Despite what these reflections might imply, this is not going to be a blog solely about spicy food, although every so often I intend to document my attempts to see if I can enjoy it. I am going to write about restaurants - and other sources of food - in Oxford. It happens, however, that the last restaurant I visited was an Indian one.
The number of student inhabitants and generally diverse Oxonian population make for a reasonably good range of places to eat. Both these factors were in evidence last week when I visited Rajasthan on the Cowley Road, which has replaced the cheap and fairly cheerful Kashmir (better known as 'the Kashi'). At that point, I hadn't decided to become a food blogger, so this post will sadly be text-only. Rajasthan serves, according to its website, 'the finest Indian cuisine in Oxford'. It is still cheap (starters generally £3-4, mains £5-7) and the staff were markedly cheerful, which was quite an achievement given that they were also serving a party of about twenty five students. It's not that this group was especially rowdy - not by the time we left, at least - but I've noticed before how people at such gatherings tend to address their nearest neighbour and the person at the other end of the table in the same deafening tones. This did not make for a quiet meal but, as my companion remarked, 'it is a bring your own alcohol place, after all'. Be warned. That said, the service was very attentive, and the food came quickly.

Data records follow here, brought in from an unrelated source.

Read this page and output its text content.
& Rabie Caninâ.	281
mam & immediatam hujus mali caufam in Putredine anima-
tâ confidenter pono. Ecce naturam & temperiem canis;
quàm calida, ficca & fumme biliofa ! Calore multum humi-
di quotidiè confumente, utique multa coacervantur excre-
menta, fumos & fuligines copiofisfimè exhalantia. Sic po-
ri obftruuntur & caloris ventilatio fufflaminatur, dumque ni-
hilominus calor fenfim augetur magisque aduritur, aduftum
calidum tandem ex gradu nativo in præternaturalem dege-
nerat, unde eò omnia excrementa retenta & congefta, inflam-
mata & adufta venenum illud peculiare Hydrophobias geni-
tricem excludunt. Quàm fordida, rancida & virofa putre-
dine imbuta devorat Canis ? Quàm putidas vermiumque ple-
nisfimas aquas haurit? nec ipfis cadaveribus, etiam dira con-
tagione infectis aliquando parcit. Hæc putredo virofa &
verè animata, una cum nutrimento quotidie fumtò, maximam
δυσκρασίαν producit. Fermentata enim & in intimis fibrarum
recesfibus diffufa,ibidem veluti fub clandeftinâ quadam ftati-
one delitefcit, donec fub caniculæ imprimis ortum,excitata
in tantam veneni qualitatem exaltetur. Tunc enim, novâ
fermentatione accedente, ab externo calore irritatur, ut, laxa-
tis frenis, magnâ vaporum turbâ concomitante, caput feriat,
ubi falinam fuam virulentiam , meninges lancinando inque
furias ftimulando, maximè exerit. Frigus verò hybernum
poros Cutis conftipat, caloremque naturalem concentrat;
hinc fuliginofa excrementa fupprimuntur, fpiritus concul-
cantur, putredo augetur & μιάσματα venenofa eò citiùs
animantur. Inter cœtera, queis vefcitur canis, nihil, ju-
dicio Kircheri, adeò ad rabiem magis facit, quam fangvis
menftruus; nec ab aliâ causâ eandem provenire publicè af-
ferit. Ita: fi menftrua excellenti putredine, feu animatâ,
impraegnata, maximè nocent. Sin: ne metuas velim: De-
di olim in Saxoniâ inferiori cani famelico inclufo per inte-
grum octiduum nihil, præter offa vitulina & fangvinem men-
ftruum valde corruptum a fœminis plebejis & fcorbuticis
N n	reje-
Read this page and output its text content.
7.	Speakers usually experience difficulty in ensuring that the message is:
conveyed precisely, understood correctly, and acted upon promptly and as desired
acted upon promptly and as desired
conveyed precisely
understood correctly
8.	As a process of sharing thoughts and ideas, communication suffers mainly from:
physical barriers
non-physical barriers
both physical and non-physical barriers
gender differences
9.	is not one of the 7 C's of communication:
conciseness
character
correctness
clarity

At last, the food (to which, in future posts, much more attention will be devoted - I promise). Not feeling in the mood for two servings of grilled protein in one meal, I eschewed the various starters for a Keema Naan (£2.15). It was nicely puffy, although the filling was a little stingy. After eating it I also decided that it is profoundly unadventurous to order a side dish as a starter and that I shall never do so again. My wiser companion went for the Sheek Kebab (£3.25), which was served on a rather cute bed of chopped onion, although it was apparently a little dry. Not surprisingly, as someone whose favourite addition to most dishes is a dose of chilli sauce, he chose the Chicken Jalfrezi (£5.95). I inferred that it was good, although not the best he'd had.
For my part, I made up my mind to try one of the 'Chef's Recommendations', and the Dumpak Chicken (£7.95) looked suitably wholesome: 'spicy tender chicken breast stuffed with spinach, Indian cheese, onions and aromatic spices, medium hot, served over spinach leaves'. Note the 'medium hot'. For me, that's probably the equivalent of 'extra hot'.
The spinach leaves seemed to have been cooked in such a way that they were both dry and buttery. I liked them. They were accompanied by large chunks of chicken in a thick sauce, in which all of the ingredients above were indeed appetisingly present, although I'd have appreciated some more Indian cheese in order to determine what makes it different from cheese of other nationalities. I scooped up a generous mouthful, and tasted chicken and onions and spices...and heat. Fear not, I ate it all, but as ever the oral discomfort felt like a hindrance to enjoying the food, rather than something to be savoured. I still have some way to go, although I'm willing to try again.